Even as wealth is concentrating in fewer and fewer hands, the global middle is growing, chiefly in India, China and other parts of Asia. By the end of 2016, according to the Brookings Institute, more than 3.2 billion people around the world had purchasing power and a standard of living that qualified them as middle class.

Part of this has to do with absolute growth. Since the early 1990s, global GDP growth has swung between 2% and slightly more than 4% (with one dip in 2009). Simply put, there's more money to go around.

However, as Kharas notes, that alone isn't enough to completely explain the growth of the global middle. A lot of it is also explained by different measures of inequality and by the success that developing nations have had in educating and mobilizing their workforce.

"We're in a period of very rapid change in the global economy," he said. "That's not a very surprising statement. But what's happening in the developed countries, essentially when you look at the middle class in large urban areas they're doing just fine. But when you look at the middle class in smaller towns or towns that are declining like Detroit and throughout the Midwest what you're finding is that their core economic basis and foundation has actually moved away and people have been slow to adapt to that change."

"The pace of domestic migration, just people moving from place to place, has actually slowed in developed countries whereas in developing countries you still have this massive internal migration across the workforce," he added.

The rich are getting richer but, globally speaking, so are the poor.

Income vs. Wealth

"There's a far greater concentration of wealth than there is a concentration of income," said Kharas. "And that actually has quite a separate effect and impact on the economy."

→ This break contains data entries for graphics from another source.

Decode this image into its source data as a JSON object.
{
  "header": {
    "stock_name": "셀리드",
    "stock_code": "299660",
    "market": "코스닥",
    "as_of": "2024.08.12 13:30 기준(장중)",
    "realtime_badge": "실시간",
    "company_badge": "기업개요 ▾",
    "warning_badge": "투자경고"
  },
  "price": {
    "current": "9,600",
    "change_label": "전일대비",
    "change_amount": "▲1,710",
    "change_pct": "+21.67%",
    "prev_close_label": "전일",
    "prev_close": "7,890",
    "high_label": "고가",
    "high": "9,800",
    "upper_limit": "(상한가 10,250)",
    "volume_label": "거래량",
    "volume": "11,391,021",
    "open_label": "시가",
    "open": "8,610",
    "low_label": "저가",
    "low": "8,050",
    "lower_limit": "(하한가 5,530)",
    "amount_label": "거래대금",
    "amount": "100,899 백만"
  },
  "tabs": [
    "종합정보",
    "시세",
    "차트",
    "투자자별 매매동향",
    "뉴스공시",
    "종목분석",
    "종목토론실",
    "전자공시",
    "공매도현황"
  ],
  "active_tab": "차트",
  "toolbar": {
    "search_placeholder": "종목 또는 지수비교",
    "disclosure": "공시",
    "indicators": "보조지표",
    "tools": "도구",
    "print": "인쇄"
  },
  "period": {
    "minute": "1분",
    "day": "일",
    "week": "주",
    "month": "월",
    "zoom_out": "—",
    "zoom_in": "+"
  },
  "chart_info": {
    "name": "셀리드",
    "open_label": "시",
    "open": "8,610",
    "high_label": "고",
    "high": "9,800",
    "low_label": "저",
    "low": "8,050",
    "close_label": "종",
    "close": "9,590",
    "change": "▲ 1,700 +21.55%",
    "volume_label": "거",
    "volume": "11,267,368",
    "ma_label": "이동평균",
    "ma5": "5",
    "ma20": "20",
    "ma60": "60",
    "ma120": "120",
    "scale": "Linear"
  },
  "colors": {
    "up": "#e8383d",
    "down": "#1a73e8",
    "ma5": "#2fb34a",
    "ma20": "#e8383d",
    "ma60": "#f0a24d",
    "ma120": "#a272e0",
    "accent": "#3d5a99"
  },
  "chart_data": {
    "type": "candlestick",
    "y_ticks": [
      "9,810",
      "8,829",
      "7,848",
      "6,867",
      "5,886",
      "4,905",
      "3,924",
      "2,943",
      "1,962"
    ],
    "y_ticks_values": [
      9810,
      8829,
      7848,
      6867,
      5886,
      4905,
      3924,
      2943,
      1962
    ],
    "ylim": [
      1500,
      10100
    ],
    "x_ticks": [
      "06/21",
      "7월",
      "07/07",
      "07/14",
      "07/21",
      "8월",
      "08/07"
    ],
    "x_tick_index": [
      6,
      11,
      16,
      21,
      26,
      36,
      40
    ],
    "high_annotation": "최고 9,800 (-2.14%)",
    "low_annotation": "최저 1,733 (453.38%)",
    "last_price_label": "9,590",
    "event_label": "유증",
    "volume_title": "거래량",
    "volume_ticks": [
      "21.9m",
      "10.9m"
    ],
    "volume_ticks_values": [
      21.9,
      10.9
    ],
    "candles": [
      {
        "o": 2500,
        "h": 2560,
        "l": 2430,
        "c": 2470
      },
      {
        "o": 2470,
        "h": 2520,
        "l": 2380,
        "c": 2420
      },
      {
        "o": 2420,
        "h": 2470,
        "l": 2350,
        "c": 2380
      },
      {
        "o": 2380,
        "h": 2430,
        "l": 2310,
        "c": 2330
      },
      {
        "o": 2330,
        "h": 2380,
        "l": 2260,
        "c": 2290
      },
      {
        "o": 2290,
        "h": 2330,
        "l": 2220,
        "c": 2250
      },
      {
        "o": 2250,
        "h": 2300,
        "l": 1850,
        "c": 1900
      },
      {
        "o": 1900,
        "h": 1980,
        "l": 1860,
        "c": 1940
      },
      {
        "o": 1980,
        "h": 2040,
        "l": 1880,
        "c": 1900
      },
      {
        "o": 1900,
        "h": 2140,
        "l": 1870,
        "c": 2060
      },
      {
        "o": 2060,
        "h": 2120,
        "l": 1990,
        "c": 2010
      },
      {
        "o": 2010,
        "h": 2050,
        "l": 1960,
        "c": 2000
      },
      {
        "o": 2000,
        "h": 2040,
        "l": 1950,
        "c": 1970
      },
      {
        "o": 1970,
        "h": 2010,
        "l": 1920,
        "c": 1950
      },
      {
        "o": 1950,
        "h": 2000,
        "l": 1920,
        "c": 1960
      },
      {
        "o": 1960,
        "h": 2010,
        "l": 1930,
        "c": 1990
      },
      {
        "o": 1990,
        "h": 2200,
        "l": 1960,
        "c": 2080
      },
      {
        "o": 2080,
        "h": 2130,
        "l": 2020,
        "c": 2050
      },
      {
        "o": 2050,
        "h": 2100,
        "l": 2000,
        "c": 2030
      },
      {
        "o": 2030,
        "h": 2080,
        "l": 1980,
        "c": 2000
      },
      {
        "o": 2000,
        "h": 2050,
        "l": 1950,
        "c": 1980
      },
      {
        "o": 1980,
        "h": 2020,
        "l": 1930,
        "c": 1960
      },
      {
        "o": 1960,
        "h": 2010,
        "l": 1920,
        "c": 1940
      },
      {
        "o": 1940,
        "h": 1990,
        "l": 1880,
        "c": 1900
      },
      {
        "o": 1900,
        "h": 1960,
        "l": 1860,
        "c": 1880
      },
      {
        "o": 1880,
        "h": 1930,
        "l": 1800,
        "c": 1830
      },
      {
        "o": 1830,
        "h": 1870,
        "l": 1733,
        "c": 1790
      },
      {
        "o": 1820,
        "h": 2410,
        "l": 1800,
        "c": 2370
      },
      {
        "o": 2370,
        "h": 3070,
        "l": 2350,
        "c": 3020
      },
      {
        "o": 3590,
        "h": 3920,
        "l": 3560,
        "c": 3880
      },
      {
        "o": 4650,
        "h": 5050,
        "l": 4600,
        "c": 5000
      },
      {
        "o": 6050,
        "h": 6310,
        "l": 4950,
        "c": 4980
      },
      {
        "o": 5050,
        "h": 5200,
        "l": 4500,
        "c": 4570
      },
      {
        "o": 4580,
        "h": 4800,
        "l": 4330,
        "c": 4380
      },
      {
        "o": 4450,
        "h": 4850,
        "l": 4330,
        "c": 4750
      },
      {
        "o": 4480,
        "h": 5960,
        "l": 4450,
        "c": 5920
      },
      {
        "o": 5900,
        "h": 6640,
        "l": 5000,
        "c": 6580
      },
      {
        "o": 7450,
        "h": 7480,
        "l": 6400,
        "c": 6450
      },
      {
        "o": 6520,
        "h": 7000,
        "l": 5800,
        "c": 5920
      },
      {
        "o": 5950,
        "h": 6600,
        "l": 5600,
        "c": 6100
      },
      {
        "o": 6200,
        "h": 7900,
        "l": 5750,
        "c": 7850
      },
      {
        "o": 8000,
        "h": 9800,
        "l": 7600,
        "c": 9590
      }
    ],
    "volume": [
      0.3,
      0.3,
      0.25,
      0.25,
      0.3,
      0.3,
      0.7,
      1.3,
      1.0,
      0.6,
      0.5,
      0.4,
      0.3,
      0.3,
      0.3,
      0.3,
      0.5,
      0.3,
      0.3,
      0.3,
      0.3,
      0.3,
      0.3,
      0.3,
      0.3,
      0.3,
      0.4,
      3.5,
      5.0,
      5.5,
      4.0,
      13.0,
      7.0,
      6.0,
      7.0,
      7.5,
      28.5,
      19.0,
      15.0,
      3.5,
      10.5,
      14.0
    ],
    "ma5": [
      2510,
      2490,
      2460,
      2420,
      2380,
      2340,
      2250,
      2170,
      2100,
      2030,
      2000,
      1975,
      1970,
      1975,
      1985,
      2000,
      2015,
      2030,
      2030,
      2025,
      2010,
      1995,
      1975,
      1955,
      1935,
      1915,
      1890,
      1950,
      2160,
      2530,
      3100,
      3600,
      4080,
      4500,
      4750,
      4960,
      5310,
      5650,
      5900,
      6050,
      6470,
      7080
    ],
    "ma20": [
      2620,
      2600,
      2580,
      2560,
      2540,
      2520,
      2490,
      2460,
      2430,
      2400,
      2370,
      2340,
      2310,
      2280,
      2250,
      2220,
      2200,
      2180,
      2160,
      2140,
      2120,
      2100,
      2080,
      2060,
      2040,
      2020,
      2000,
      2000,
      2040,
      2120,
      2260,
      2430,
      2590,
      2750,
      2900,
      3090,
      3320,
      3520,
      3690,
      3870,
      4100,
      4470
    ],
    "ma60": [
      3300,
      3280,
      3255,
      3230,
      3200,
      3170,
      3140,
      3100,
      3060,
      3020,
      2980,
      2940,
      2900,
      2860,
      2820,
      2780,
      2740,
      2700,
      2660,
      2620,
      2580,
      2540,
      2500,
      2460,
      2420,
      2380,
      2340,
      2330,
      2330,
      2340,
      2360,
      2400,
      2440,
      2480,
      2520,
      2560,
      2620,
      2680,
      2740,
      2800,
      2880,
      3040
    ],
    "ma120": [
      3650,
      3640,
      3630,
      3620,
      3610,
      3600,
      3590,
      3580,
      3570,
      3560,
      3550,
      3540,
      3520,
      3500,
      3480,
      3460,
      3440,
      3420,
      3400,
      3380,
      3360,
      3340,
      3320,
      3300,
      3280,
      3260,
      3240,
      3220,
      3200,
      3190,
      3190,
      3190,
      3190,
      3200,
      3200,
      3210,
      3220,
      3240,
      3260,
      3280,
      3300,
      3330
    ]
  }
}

Although frequently confused, the difference between income and wealth is actually an important one. Income measures actual earnings and take-home pay, while wealth measures aggregate value. It's the difference between how much is in someone's paycheck compared against how much is in their savings account.

And, when it comes to big-picture inequality, this is a distinction with a lot of difference. Income to a very large degree defines living standards. Consumers tend to spend out of their earnings rather than their savings, so this is the measure that has far more to do with demand, housing, entertainment and other facts of daily life. Wealth is how much value a family has in total. It can measure how prepared the household is for retirement or a major emergency, but it often has less to do with quality of life or spending in the economy.

Although wealth and income inequality have continued to expand, incomes are growing more rapidly across the spectrum. This, ultimately, is why the global middle class has grown even while wealth has aggregated in a relatively few hands.

That, however, doesn't mean that a growing wealth gap means nothing.

In part, as Kharas said, wealth inequality can be an indicator that something is wrong either politically or economically. How the rich get richer matters.

"There is a very big difference between Bill Gates and Warren Buffett as individuals having accumulated a lot of wealth vs. the Queen of England and the royal family as individuals having a lot of wealth," he said. "And the impact of these two things is very different."

"The difference is that in one case, the wealth has come from a process of value creation for all of society," he said, "whereas in the other case wealth has come from some form of confiscatory powers or from pure rents."

When people get rich through a process of value creation, he said, that's a sign of a healthy economy. However that isn't always the case. Growing inequality of wealth is often suggestive of unproductive rent seeking, corruption and criminal activity.

That's a problem.

Wealth gaps also create problems at a societal level. "Inequality is divisive and socially corrosive," found one researcher. "A wide range of social problems are worse in societies with bigger income differences between rich and poor," including illness, educational failings and crime.

In other words, the difference between income and wealth matters, but so does the wealth gap. Especially since it's only going to get worse.